MYRTLE BEACH, S.C. (WBTW) — Much sought-after N95 masks have arrived on the Grand Strand, but tracking down one of the free face coverings is like going on a scavenger hunt.

The Biden administration recently announced that pharmacy chains and some health centers would be getting 400 million N95 masks to help in the ongoing fight against COVID-19. Individuals would be provided three of the masks at no cost.

News13 followed up with Kroger in the Myrtle Beach area after hearing from several viewers who said the masks were not available on Thursday when they were expected to be delivered. A store associate in Carolina Forest said that store got about 5,000 masks Monday night.

“I was very disappointed because I was looking forward to being able to pick some up,” Jeanette Mikesh, a Kroger customer said.

Walgreens also has not had masks immediately available. and signs on the doors at some stores say “government-provided masks are not available at this location.”

Walgreens issued the following statement about mask deliveries:

“We are pleased to partner with the Administration to make N95 masks in varying sizes available free of charge at participating Walgreens locations while supplies last. Masks have begun to roll out to the first wave of stores and will continue to roll out into additional stores in the coming days and weeks. We anticipate all participating stores will receive supply by mid-February.”

In addition to in-store signage indicating store participation in the federal program, Walgreens said it will update its store-locator list as new shipments arrive in stores

News13 called several CVS stores to check on availability. Only the pharmacy on Church Street in Conway had a limited supply Tuesday afternoon.

Store associates at Kroger in North Myrtle Beach told News13 on Tuesday that they were expecting a delivery of N95 masks on Wednesday.
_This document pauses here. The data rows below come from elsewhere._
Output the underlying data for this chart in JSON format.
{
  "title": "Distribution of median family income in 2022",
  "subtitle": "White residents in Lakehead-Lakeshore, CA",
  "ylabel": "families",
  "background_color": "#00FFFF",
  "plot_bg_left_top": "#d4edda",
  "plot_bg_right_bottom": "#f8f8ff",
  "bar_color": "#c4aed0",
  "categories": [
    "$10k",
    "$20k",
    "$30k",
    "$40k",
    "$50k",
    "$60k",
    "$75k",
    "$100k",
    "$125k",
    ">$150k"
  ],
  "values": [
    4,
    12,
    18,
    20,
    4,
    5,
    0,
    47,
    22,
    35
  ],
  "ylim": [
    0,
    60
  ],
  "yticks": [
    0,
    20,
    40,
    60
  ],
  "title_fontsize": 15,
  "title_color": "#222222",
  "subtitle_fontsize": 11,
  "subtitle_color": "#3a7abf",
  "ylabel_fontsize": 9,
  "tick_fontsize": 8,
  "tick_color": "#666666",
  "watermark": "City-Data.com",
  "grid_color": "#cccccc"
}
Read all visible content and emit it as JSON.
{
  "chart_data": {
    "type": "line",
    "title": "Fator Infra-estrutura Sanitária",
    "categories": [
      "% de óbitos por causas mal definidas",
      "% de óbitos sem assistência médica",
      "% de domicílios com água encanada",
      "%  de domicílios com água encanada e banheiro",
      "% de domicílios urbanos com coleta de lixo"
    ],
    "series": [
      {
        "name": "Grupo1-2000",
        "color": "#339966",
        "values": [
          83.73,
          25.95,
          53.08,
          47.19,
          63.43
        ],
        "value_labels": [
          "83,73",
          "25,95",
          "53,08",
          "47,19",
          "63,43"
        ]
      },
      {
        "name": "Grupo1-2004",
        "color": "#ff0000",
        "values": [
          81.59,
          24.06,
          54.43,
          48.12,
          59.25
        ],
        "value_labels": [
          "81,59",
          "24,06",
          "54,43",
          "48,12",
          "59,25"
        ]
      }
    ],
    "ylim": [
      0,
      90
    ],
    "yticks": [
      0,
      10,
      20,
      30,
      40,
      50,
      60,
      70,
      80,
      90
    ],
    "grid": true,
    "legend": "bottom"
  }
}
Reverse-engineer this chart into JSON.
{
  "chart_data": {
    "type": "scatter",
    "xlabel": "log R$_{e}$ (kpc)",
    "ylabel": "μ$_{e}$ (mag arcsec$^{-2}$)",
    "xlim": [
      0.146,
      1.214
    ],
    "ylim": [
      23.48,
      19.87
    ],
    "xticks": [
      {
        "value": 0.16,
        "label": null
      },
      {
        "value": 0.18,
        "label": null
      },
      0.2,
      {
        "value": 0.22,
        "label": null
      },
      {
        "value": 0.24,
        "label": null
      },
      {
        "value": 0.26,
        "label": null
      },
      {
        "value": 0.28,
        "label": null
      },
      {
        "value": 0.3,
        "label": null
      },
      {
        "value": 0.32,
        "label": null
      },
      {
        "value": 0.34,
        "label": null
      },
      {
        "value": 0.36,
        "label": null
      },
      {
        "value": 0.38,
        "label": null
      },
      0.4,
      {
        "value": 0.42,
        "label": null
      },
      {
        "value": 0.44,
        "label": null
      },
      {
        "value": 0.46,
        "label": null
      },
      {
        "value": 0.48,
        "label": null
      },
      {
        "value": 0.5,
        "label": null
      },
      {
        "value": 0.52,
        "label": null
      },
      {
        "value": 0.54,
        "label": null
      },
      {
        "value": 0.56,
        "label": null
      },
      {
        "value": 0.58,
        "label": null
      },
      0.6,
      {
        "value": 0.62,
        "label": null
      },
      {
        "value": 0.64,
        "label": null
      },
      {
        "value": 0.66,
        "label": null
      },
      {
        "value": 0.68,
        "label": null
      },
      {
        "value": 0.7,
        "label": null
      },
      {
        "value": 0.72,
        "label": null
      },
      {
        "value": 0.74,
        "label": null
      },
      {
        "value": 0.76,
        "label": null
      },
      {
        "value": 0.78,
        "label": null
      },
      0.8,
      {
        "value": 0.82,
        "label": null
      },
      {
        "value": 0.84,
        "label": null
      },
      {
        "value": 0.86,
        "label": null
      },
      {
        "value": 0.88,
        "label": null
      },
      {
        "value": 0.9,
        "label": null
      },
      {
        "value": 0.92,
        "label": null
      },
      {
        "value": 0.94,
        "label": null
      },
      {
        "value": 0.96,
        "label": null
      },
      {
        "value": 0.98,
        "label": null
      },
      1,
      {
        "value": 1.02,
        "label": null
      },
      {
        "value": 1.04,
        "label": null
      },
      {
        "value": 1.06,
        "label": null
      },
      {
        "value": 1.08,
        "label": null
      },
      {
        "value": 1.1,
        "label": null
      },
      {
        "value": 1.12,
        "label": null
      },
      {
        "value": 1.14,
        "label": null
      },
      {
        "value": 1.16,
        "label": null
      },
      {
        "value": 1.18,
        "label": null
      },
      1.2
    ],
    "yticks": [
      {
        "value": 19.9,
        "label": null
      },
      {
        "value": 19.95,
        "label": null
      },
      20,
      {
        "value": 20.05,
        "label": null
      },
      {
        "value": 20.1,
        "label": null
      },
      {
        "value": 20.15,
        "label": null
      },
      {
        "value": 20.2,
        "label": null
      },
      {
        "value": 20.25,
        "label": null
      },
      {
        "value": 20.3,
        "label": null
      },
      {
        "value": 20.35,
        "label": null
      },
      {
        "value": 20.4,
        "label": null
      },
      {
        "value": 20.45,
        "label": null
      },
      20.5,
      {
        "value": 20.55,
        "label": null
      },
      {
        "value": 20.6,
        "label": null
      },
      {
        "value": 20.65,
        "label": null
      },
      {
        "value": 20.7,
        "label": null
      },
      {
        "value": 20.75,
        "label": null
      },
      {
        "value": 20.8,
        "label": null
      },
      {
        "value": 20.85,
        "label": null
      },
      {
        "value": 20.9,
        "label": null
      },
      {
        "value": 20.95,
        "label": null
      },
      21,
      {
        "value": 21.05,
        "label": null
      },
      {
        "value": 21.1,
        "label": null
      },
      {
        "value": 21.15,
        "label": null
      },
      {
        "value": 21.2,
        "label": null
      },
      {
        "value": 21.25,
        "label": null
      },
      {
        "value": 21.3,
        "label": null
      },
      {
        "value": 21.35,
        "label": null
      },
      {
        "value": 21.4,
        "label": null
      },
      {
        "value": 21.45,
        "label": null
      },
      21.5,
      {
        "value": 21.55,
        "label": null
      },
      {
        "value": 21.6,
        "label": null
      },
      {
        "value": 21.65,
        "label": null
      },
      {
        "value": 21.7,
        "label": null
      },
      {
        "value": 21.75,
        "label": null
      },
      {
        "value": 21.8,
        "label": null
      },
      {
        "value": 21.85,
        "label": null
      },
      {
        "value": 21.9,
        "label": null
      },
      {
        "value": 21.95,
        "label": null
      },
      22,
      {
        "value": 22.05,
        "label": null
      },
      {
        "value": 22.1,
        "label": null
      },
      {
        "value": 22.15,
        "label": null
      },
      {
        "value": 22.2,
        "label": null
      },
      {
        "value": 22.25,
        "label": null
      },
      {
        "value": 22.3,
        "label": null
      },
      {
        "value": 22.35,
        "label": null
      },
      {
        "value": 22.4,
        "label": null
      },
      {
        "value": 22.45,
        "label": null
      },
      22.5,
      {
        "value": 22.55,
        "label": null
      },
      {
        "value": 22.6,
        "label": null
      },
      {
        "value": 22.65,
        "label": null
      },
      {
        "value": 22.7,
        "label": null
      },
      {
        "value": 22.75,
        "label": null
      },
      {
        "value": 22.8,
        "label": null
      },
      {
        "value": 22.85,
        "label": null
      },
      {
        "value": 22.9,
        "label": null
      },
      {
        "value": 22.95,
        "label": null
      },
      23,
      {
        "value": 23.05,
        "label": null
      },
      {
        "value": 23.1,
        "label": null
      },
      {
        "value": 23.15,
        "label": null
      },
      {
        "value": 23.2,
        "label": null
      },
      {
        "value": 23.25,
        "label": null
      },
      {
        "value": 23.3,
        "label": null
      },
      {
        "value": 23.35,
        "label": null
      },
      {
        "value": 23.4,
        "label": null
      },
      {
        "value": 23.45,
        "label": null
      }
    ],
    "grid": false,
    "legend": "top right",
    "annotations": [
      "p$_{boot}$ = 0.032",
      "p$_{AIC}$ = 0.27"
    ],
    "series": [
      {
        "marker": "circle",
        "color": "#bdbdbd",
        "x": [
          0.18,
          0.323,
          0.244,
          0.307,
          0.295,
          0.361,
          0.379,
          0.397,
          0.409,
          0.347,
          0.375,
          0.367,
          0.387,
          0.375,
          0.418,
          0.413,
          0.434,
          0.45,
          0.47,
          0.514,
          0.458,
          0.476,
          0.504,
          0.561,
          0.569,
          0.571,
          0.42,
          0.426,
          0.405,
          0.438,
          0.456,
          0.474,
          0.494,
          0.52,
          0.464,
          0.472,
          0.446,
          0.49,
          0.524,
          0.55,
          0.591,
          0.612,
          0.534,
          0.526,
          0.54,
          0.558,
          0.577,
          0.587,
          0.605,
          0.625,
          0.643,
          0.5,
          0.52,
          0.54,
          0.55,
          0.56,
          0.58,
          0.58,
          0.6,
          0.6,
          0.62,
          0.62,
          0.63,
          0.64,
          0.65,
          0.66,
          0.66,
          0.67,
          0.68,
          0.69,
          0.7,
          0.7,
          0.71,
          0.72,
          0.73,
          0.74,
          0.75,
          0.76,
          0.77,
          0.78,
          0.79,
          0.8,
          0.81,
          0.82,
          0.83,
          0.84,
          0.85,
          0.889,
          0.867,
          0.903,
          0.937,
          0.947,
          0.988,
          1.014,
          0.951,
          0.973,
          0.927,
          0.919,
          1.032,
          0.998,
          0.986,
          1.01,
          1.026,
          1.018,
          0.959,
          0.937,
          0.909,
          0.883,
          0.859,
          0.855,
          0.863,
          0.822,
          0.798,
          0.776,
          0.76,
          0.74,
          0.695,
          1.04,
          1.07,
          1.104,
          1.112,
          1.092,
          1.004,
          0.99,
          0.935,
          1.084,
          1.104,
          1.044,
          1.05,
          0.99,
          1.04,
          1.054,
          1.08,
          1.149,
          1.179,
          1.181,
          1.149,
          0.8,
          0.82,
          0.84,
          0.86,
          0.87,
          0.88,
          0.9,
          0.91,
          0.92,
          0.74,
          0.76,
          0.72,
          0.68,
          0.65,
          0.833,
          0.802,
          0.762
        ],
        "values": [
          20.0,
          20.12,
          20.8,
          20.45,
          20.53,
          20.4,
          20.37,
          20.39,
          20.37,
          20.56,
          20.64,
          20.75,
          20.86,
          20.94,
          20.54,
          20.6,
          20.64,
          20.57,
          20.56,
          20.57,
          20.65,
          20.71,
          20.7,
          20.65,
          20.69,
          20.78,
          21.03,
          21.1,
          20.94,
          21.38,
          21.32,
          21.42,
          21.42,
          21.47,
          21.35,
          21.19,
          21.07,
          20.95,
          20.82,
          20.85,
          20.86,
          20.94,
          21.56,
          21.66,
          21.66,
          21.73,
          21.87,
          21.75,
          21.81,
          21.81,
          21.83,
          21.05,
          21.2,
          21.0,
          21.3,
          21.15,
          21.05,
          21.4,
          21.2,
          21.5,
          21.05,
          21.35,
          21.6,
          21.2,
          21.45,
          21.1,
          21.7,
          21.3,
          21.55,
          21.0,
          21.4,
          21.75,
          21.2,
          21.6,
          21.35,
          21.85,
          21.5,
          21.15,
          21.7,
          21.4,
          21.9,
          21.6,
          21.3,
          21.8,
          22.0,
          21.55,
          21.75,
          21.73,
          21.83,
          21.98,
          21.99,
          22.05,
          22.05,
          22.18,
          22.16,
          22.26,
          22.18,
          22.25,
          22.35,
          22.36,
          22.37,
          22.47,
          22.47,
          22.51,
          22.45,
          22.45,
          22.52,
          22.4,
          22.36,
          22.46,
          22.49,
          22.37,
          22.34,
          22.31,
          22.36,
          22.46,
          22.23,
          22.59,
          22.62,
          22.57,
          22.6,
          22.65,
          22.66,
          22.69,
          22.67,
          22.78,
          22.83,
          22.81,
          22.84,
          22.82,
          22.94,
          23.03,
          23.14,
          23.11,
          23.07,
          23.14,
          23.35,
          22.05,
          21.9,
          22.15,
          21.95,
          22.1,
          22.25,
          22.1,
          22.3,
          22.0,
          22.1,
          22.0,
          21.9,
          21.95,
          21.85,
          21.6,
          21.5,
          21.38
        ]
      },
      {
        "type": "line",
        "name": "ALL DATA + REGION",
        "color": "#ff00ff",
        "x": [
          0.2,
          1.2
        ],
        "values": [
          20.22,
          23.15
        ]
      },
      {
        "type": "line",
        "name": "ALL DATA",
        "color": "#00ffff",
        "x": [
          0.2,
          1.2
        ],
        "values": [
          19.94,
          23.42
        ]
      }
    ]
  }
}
Deliveries of the masks are expected in the coming days or even weeks at CVS and Walgreens.

“N95 is the highest level of protection,” Ann North, the director of infection prevention and control at MUSC’s Florence division said.

“N95 is a particulate respirator that actually filters germs from being breathed in or your germs from breathing out,” she said, adding that N95 masks have the best filter that prevents some of the smallest viral particles from getting inside. “Other masks that maybe [don’t] have that same filtration capability [and] would not be able to filter out particle that was that small. So, it’s really the filtration of the mask.”

As omicron and its subvariant continue to be super-spreaders, North said N95 masks offer the best protection because of their filter. They also have a longer shelf life compared with other masks until they get wet or contaminated.

“If there’s dampness or any kind of contamination – if you sneeze into the mask or something and it becomes contaminated, then you throw it away,” North said. “The N95’s can be used and reused for some time until that moisture factor is in play.”